Any single-qubit operation in \(U(2)\) (including global phase) can be expressed by 5 parameters in the canonical representation \(R_\hat{\mathbf{n}}\)

\[R_\hat{\mathbf{n}}\left([n_x, n_y, n_z]^T, \theta, \phi\right) = e^{i\phi} \cdot e^{-i\frac{\theta}{2}\left(n_x\cdot\sigma_x + n_y\cdot\sigma_y + n_z\cdot\sigma_z\right)},\]

where \(\hat{\mathbf{n}}=[n_x, n_y, n_z]^T\) denotes the axis of rotation, \(\theta\in(-\pi, \pi]\) the angle of rotation [rad], and \(\phi\in[0,2\pi)\) the global phase angle [rad].

The Rz gate is given by:

\[\begin{align} R_z(\theta) &= R_\hat{\mathbf{n}}\left([0, 0, 1]^T, \theta, 0\right) = e^{-i\frac{\theta}{2}\sigma_z}, \\ \\ R_z(\theta) &= \left(\begin{matrix} \cos\left(\theta / 2\right) - i \sin\left(\theta / 2\right) & 0 \\ 0 & \cos\left(\theta / 2\right) + i \sin\left(\theta / 2\right) \end{matrix}\right). \end{align}\]

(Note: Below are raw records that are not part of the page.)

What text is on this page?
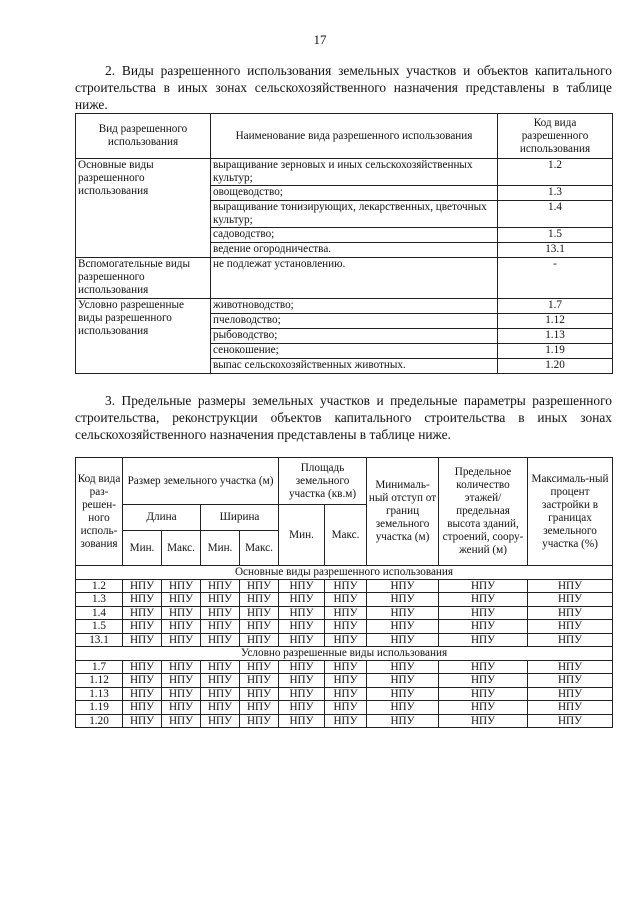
17

2. Виды разрешенного использования земельных участков и объектов капитального строительства в иных зонах сельскохозяйственного назначения представлены в таблице ниже.

Вид разрешенного использования	Наименование вида разрешенного использования	Код вида разрешенного использования
Основные виды разрешенного использования	выращивание зерновых и иных сельскохозяйственных культур;	1.2
	овощеводство;	1.3
	выращивание тонизирующих, лекарственных, цветочных культур;	1.4
	садоводство;	1.5
	ведение огородничества.	13.1
Вспомогательные виды разрешенного использования	не подлежат установлению.	-
Условно разрешенные виды разрешенного использования	животноводство;	1.7
	пчеловодство;	1.12
	рыбоводство;	1.13
	сенокошение;	1.19
	выпас сельскохозяйственных животных.	1.20

3. Предельные размеры земельных участков и предельные параметры разрешенного строительства, реконструкции объектов капитального строительства в иных зонах сельскохозяйственного назначения представлены в таблице ниже.

Код вида раз-решен-ного исполь-зования	Размер земельного участка (м)				Площадь земельного участка (кв.м)		Минималь-ный отступ от границ земельного участка (м)	Предельное количество этажей/ предельная высота зданий, строений, соору-жений (м)	Максималь-ный процент застройки в границах земельного участка (%)
	Длина		Ширина		Мин.	Макс.			
	Мин.	Макс.	Мин.	Макс.					
Основные виды разрешенного использования									
1.2	НПУ	НПУ	НПУ	НПУ	НПУ	НПУ	НПУ	НПУ	НПУ
1.3	НПУ	НПУ	НПУ	НПУ	НПУ	НПУ	НПУ	НПУ	НПУ
1.4	НПУ	НПУ	НПУ	НПУ	НПУ	НПУ	НПУ	НПУ	НПУ
1.5	НПУ	НПУ	НПУ	НПУ	НПУ	НПУ	НПУ	НПУ	НПУ
13.1	НПУ	НПУ	НПУ	НПУ	НПУ	НПУ	НПУ	НПУ	НПУ
Условно разрешенные виды использования									
1.7	НПУ	НПУ	НПУ	НПУ	НПУ	НПУ	НПУ	НПУ	НПУ
1.12	НПУ	НПУ	НПУ	НПУ	НПУ	НПУ	НПУ	НПУ	НПУ
1.13	НПУ	НПУ	НПУ	НПУ	НПУ	НПУ	НПУ	НПУ	НПУ
1.19	НПУ	НПУ	НПУ	НПУ	НПУ	НПУ	НПУ	НПУ	НПУ
1.20	НПУ	НПУ	НПУ	НПУ	НПУ	НПУ	НПУ	НПУ	НПУ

In the Hadamard basis \(\{|+\rangle, |-\rangle\}\), the Rz gate \(R_{z,H}\) is given by:

\[R_{z,H}(\theta) = HR_z(\theta) H = \left(\begin{matrix} \cos\left(\theta / 2\right) & - i \sin\left(\theta / 2\right) \\ - i \sin\left(\theta / 2\right) & \cos\left(\theta / 2\right) \end{matrix}\right) = R_x(\theta).\]

Operation examples

Standard basis

\[\begin{align} R_z(\theta)\,|0\rangle &= \left[\cos\left(\theta / 2\right) - i \sin\left(\theta / 2\right)\right]|0\rangle \\ \\ R_z(\theta)\,|1\rangle &= \left[\cos\left(\theta / 2\right) + i \sin\left(\theta / 2\right)\right]|1\rangle \\ \end{align}\]

Hadamard basis

\[\begin{align} R_z(\theta)\,|+\rangle &= \cos\left(\theta / 2\right)|+\rangle - i \sin\left(\theta / 2\right)|-\rangle \\ \\ R_z(\theta)\,|-\rangle &= - i \sin\left(\theta / 2\right)|+\rangle + \cos\left(\theta / 2\right)|-\rangle \\ \end{align}\]